O ofício é inseparável do lugar onde é exercido (oficina, laboratório, escritório). Para tornar possível a conversação que pretendia para o curso, é preciso trazer à luz o “professor que todos temos dentro de nós” e, portanto, o “amor à escola” que lhe está subjacente. Porque o que ocorre (o que normalmente ocorre em um curso de mestrado) é que esse “professor que temos dentro de nós” e esse” amor à escola” costumam estar escondidos e obscurecidos. (Larrosa, 2018, p. 9).
O Estágio Curricular Obrigatório propicia o exercício, traz à tona esse professor(a) que temos dentro de nós, o amor a docência e essa emoção permitiu a produção de sentidos e de significados:
(...) o primeiro dia de aula não só tem emoção da estreia, da primeira vez (embora a obra já tenha sido ensaiada muitas vezes e já a conheçamos de cor). É claro que é o momento dos primeiros olhares, esses que tentam adivinhar como os outros responderão, como reagirão (Larrosa, 2018, p. 37).
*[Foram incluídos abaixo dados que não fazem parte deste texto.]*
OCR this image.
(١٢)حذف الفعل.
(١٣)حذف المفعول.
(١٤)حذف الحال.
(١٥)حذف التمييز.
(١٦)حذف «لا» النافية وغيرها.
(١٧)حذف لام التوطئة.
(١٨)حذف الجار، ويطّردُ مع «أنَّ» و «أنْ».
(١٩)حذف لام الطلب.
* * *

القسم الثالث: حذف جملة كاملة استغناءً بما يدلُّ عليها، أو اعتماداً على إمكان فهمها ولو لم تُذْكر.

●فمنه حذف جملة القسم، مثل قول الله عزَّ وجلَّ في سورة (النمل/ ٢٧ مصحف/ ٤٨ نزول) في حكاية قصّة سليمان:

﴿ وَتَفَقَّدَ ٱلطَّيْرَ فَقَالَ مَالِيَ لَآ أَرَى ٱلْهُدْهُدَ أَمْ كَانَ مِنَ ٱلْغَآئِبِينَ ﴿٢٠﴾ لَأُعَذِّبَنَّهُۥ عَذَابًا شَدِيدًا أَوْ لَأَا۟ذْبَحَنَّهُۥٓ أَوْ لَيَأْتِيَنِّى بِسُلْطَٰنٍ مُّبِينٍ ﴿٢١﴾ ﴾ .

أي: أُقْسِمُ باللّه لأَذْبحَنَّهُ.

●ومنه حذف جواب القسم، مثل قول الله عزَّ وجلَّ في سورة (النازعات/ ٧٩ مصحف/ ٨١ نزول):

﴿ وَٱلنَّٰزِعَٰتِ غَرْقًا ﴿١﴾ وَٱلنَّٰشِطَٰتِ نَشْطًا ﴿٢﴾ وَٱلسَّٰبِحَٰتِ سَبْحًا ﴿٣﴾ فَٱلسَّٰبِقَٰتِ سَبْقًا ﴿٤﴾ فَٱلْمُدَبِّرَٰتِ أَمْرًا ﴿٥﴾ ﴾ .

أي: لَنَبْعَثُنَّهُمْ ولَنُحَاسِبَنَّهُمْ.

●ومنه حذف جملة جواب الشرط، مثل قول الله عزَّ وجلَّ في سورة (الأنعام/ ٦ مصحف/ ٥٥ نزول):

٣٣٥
As práticas pedagógicas, sob essa perspectiva, remetem ao olhar para as crianças como sujeitos singulares únicos. “Trabalhar a concepção de infância em uma perspectiva histórica demanda compreendê-la como fruto das relações sociais de produção que engendram as diversas formas de ver a criança e produzem a consciência da particularidade infantil” (Santa Catarina, 1998, p. 19). Neste sentido, a concepção de infância varia de acordo com a cultura onde ela é concebida. Por isso, a necessidade de:
(...) uma escola digna, uma educação digna ou um professor digno é uma escola, uma educação e um professor que merecem o seu nome, isto é, uma escola, uma educação, ou um professor “de verdade”, que sejam “realmente” escola, “realmente” educação ou “realmente” professor, e não esses simulacros indignos e que somos condenados pelas tabelas e rankings de qualidade (Larrosa, 2018, p. 44).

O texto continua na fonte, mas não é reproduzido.